Dan St. Clair : Sound Art, Sound Installation, and Birds



Contact



dan {at} hearingthings . net
 

Statement



In the past seven years I have made a gradual transition from performing at the prepared piano to creating installations, performances, and public projects focused on our daily listening experiences. The preparations I used were a smattering of household objects - bowls, cutlery, fishing line, matchbooks - with which I would play directly on the strings and body of the instrument. At venues that lacked a piano, I would spread my preparations out on a table and coax sound from them. This material exploration has continued into pieces like Drawn, where a world of unusual sounds is extracted from commonplace materials (a book, a spool of thread).

Every day we are washed in melodies. They emanate from earphones, car radios, elevators, car horns, the person humming next to us, and the song stuck in our head. My work explores the richness in these daily listening experiences. In gallery and performance settings I create spaces that focus a listener's attention on slices of everyday sound. Visitors are invited to cure themselves of the song stuck in their head, to observe the slowly unfolding rhythms produced by melting ice, or to watch a group of dancers perform on an instrument made from strings and discarded furniture.
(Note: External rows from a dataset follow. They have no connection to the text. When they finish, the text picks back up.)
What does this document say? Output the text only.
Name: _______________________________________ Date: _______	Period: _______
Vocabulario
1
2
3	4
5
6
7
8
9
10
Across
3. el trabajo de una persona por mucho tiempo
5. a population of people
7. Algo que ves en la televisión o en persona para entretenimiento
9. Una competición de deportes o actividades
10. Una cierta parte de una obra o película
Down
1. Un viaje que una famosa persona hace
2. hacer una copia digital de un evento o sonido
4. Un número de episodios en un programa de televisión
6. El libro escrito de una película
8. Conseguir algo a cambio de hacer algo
Through public projects outside of the concert venue or gallery, I insert playful anomalies for listeners to discover in their daily soundscape. In Call Notes, for example, the sounds of synthesized birds singing popular melodies are broadcast from solar powered electronics hidden in sidewalk trees and public parks, to be discovered by passers by. Presenting sounds in public space has allowed me to engage everyday habits while they are being practiced. For my future projects I have the ambition to not only reflect on daily listening experiences, but to create sounds that become a part of them.

 

Bio

Dan St. Clair makes works that playfully reconsider our daily listening habits. His public projects include Call Notes, where artificial birds sing pop tunes in public parks, a muzak map of the Chicago Loop, a unique set of bicycle horns, and The Cure for That Song Stuck in Your Head. In performance and gallery pieces he has amplified sheets of melting ice and played an instrument made from a book and sewing thread. In 2004 he archived a set of original piano preparations used by John Cage and David Tudor. Exhibition venues include SFX Seoul, South Korea, Soho In Ottakring, Vienna, Austria, Sonambiente 2006, Berlin, Germany, The Chocolate Factory, New York, NY, Wired Magazine NEXTfest, Chicago, IL, and Mess Hall, Chicago, IL. As a pianist, he has performed with Anthony Braxton, Matt Bauder, Mary Halvorson, and Jamey Abersold. He has studied with Nic Collins, Mary Jane Jacob, Ron Kuivila, Laurie Palmer, and Anne Wilson. He currently lives in Brooklyn, NY.